Mythbusters (Wednesday, 9/8c, Discovery)
In this installment, Adam Savage and Jamie Hyneman are serving at the pleasure of the president: Barack Obama, who has recruited the Mythbusters for the White House campaign to involve more kids in science. President Obama appears in this episode to challenge the guys to replicate a myth they've tried and failed at several times before: proving if Greek mathematician Archimedes could really have set fire to a Roman fleet using only mirrors and sunlight. This time, though, they'll have 500 students helping in the experiment.

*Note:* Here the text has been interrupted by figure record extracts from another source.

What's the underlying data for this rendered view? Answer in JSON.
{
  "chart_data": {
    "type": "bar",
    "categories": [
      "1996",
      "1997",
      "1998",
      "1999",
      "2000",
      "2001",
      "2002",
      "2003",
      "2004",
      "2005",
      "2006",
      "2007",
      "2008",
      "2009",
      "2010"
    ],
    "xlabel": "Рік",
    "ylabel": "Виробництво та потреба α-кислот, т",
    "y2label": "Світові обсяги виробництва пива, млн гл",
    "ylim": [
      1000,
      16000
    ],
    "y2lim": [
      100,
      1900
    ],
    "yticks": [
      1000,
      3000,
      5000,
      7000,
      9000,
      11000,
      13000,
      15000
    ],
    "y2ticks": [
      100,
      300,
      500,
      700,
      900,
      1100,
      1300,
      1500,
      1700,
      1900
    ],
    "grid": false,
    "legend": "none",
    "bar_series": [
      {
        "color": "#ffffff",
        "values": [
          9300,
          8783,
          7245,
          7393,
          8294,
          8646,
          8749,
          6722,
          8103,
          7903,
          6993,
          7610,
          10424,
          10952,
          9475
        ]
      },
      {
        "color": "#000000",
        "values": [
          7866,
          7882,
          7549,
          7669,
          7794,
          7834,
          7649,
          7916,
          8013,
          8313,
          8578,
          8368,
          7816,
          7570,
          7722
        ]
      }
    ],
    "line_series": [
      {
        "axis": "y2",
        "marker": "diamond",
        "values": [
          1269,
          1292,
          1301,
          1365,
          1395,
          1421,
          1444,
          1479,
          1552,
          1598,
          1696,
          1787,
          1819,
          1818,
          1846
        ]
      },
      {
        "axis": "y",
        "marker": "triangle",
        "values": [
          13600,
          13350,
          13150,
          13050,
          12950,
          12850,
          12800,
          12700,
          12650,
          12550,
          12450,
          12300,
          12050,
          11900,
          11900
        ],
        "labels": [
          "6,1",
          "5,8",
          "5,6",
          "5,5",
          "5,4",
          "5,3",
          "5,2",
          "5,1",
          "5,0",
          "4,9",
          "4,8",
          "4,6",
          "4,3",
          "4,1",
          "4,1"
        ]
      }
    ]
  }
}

Community (Thursday, 8/7c, NBC)
If you were told any current sitcom was going to do a holiday episode in stop-motion animation, your first guess would have to be Community, the most adventurous and unpredictable comedy currently on air. One week it's sending up zombie movies, the next conspiracy-theory noir. And now it's the study group's turn to see themselves as Rankin-Bass styled animated misfits, courtesy of (who else) Abed's fertile imagination. When he wakes up in animated form and takes it as a sign that he must discover the true meaning of Christmas, his pals become worried about his mental stability and take this as a sign to get inside Abed's peculiar brain once and for all. Let the surreal shenanigans begin.